People receiving the emails could
The settlement was real, and the settlement's administrators sent legitimate emails to potential claimants in August 2025.
On June 20, 2025, a U.S. district court in Texas approved a settlement of a class-action lawsuit over a pair of AT&T data breaches, one from 2019 and another from 2024. The court's schedule of events set Aug. 4, 2025, as the date potential claimants should have started receiving notices.
The court approved the appointment of Kroll Settlement Administration as the settlement's administrator. Kroll sent out mail and email notices to potential claimants and created a website, telecomdatasettlement.com, for people to submit their claims.

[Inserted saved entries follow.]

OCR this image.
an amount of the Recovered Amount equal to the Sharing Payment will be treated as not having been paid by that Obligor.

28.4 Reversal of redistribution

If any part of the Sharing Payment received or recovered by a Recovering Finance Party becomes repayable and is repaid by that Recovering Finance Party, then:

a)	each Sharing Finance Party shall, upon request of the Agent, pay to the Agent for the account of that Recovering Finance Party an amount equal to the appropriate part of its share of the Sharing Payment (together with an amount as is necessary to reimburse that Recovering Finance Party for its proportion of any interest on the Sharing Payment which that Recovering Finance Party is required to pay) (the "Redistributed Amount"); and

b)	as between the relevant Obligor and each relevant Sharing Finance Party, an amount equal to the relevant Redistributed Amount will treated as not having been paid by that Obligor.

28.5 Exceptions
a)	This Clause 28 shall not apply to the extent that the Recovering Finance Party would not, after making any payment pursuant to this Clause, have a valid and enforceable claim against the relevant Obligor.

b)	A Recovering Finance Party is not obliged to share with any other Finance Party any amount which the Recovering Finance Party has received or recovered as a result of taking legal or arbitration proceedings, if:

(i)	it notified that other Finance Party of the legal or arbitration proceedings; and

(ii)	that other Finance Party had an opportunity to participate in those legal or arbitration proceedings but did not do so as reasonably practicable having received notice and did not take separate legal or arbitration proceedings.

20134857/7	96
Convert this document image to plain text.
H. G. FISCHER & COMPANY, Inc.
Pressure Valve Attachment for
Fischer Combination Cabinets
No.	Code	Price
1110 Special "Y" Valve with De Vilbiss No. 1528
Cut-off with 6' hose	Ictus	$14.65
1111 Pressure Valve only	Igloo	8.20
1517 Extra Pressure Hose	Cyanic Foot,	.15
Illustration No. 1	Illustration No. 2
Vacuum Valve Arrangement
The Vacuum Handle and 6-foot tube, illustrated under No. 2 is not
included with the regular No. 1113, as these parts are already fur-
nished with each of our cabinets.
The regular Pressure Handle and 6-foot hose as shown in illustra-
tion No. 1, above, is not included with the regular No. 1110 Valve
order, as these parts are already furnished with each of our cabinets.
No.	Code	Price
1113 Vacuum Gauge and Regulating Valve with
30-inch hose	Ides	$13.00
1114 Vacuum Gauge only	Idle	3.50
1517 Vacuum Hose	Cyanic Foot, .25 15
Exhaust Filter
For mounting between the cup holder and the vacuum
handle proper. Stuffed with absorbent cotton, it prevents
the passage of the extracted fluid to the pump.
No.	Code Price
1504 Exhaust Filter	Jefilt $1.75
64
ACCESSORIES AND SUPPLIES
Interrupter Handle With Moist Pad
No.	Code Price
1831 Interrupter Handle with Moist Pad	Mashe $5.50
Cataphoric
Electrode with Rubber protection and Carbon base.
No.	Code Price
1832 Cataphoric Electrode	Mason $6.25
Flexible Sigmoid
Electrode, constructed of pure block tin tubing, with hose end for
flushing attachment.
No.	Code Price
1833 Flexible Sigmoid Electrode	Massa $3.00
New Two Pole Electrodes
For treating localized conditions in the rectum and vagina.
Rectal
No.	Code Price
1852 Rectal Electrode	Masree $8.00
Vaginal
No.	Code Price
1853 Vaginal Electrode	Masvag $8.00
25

According to Kroll's website, people who do nothing will not receive any benefits from the settlement. In order to be compensated, a claimant must submit or postmark a claim form no later than Nov. 18, 2025. Those wishing to opt out or object to the settlement have until Oct. 17, 2025, to do so.
The two data breaches were essentially treated as separate settlements with separate groups of claimants drawing from separate pots of money. Victims of the 2019 data breach were called AT&T 1 Settlement Class. Victims of the 2024 data breach were called AT&T 2 Settlement Class. Some people were affected by both breaches; Kroll called these people Overlap Settlement Class Members. Claimants from each settlement class could receive money in one of two ways:
- Documented loss cash payment: Claimants who receive a documented loss cash payment may receive up to $5,000 from AT&T 1 Settlement Class and up to $2,500 from AT&T 2 Settlement Class. Claimants who receive this kind of payment from both classes can therefore receive up to $7,500. To receive one or more documented loss cash payment, a claimant must submit documentation that they have suffered cash losses that are fairly traceable to the corresponding AT&T data breaches. The same documentation cannot be used to support both cash loss claims.
- Tier Cash Payment: Alternatively, those affected by the data breaches can claim tier cash payments, which is the usual class-action settlement payment determined based on the amount of money available to split to all claimants. There are three tiers of cash payment a claimant may receive this way. Tier 1 payments will go to victims of the first data breach whose Social Security numbers were included in the breach. These payments will be five times higher than the Tier 2 payments, which will go out to all other claimants for the first data breach. Tier 3 payments will go out to claimants of the second data breach.
Court documents showed the settlement for the first data breach was $149 million and the settlement for the second breach was $28 million
Kroll said it did not know the amount of money each tier cash payment claimant would receive at the time it sent out notices to potential claimants.